陈剑Jason|Oct 26, 2025 03:57
This morning, I had a rather abstract discussion with Vitalik about the idea that 'if you start trusting your validator set to do things beyond the chain's control, then this property won't hold.' A lot of friends found it hard to understand, so I’ll break down the concepts and logic here.
First, Vitalik wanted to express that a 51% attack isn’t as catastrophic for a blockchain as people might imagine. Even if a single entity controls a majority of nodes, they can only operate within the established rules of the blockchain itself. At most, they could reject certain blocks, but they wouldn’t be able to directly modify your assets. Even if nodes make mistakes, they would still be penalized according to the blockchain’s rules. In other words, you trust the blockchain itself, not the individual node operators.

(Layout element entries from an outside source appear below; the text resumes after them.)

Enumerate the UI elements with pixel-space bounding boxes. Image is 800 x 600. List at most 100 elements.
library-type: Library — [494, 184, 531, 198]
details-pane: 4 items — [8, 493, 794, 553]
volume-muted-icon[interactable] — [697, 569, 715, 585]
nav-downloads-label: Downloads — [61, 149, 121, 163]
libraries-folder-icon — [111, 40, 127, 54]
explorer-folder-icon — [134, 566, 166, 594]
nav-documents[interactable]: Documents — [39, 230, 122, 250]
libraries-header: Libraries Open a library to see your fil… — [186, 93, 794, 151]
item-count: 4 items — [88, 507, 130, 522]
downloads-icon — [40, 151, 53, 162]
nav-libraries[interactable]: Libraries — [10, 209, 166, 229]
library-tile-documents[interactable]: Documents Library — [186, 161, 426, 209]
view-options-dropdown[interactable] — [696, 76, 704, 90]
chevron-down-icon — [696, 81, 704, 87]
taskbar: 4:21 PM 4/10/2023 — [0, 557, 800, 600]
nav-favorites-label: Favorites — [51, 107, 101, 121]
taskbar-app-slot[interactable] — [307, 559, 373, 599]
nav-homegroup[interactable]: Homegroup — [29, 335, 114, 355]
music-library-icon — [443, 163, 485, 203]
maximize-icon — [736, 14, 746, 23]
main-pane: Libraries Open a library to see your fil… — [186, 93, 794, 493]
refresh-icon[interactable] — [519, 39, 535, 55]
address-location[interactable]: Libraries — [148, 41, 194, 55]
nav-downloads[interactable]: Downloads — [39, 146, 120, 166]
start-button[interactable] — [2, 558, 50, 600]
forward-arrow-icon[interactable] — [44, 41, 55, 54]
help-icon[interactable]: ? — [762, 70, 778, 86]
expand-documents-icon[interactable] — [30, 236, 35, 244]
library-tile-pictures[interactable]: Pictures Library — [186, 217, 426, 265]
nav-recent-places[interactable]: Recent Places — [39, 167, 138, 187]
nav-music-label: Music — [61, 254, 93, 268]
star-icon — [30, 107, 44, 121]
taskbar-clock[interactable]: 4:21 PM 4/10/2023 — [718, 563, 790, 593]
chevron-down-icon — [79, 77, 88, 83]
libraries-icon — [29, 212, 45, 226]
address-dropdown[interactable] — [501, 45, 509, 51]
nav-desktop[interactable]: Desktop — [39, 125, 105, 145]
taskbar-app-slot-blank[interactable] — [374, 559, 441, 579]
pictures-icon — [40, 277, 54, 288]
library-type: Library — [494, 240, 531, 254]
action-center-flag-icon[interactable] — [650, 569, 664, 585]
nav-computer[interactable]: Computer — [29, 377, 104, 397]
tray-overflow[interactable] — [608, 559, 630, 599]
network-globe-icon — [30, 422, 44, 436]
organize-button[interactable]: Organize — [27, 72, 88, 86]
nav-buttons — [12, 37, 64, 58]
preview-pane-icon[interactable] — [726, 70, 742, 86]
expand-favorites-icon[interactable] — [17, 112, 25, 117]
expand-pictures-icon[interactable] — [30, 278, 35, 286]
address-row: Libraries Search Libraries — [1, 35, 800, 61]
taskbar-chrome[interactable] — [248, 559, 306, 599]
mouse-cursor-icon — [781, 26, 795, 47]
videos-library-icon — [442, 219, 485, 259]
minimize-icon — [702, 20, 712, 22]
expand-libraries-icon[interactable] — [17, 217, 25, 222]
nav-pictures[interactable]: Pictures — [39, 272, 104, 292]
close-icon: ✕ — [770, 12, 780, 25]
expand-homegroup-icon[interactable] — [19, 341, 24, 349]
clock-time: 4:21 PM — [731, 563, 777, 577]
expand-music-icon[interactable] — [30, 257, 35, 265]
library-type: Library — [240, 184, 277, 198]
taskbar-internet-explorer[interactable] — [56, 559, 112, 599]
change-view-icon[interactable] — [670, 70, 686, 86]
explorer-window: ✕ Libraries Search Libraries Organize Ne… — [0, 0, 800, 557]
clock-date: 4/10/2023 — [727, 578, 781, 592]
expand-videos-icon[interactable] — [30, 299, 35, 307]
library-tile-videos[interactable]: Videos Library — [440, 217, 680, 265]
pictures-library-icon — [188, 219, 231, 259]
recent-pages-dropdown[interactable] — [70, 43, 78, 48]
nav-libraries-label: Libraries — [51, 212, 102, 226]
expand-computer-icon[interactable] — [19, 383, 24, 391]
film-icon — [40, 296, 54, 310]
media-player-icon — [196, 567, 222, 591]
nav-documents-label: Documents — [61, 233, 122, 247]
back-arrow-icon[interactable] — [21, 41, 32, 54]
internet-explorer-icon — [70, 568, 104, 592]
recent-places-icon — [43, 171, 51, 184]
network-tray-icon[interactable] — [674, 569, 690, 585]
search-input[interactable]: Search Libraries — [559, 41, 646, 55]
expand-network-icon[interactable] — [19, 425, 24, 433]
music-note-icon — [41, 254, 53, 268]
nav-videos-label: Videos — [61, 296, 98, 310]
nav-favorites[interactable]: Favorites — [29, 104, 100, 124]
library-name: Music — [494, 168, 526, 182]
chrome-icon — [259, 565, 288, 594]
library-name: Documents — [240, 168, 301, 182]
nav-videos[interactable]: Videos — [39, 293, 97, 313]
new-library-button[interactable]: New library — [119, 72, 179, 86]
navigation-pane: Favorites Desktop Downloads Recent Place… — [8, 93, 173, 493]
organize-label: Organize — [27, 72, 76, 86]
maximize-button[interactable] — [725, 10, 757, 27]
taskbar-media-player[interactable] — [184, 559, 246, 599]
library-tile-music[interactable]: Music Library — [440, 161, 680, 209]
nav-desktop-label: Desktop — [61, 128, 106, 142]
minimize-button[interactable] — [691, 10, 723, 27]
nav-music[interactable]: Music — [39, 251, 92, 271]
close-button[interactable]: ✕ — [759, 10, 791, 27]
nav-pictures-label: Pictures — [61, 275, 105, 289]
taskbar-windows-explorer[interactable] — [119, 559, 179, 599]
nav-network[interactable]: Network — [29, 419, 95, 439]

But then Vitalik raised a more challenging issue: what happens if these nodes aren’t just serving the blockchain but are also doing other things? In this case, they wouldn’t necessarily follow the established rules of the blockchain anymore, and they could act however they want. It’s like if all the employees of a company were loyal to a particular executive. As long as those employees are working full-time within the company, they still have to follow the company’s rules, preventing the executive from acting recklessly. But if those employees also start working for a subsidiary company while receiving two paychecks, the original company’s rules wouldn’t apply to them anymore, and they could act without restraint.
So, I raised a question: isn’t this exactly what Restaking projects like Eigenlayer are doing? Employees (nodes) are essentially earning two paychecks (Ethereum staking + third-party AVS).
Vitalik’s response was straightforward: 'That’s precisely why Eigenlayer relies on its own token for subjective slashing standards.'
What he meant was that Eigenlayer does indeed face this issue. Ethereum mainnet’s slashing standards are objective because they’re written into the chain. So, nodes operating on Ethereum’s mainnet still have to follow these objective standards, and any issues would result in slashing their $ETH. However, for AVS operations outside of Ethereum, those aren’t under Ethereum’s jurisdiction. Therefore, Eigenlayer has established its own subjective standards to manage these operations, and any issues would result in slashing Eigenlayer’s own tokens.
In other words, these employees earning two paychecks have to follow the rules of both the parent company and the subsidiary. It’s not like they can act recklessly outside of the system.
To sum up, Vitalik’s response to this phenomenon is: there’s nothing that can be done, and it’s up to Eigenlayer to self-regulate.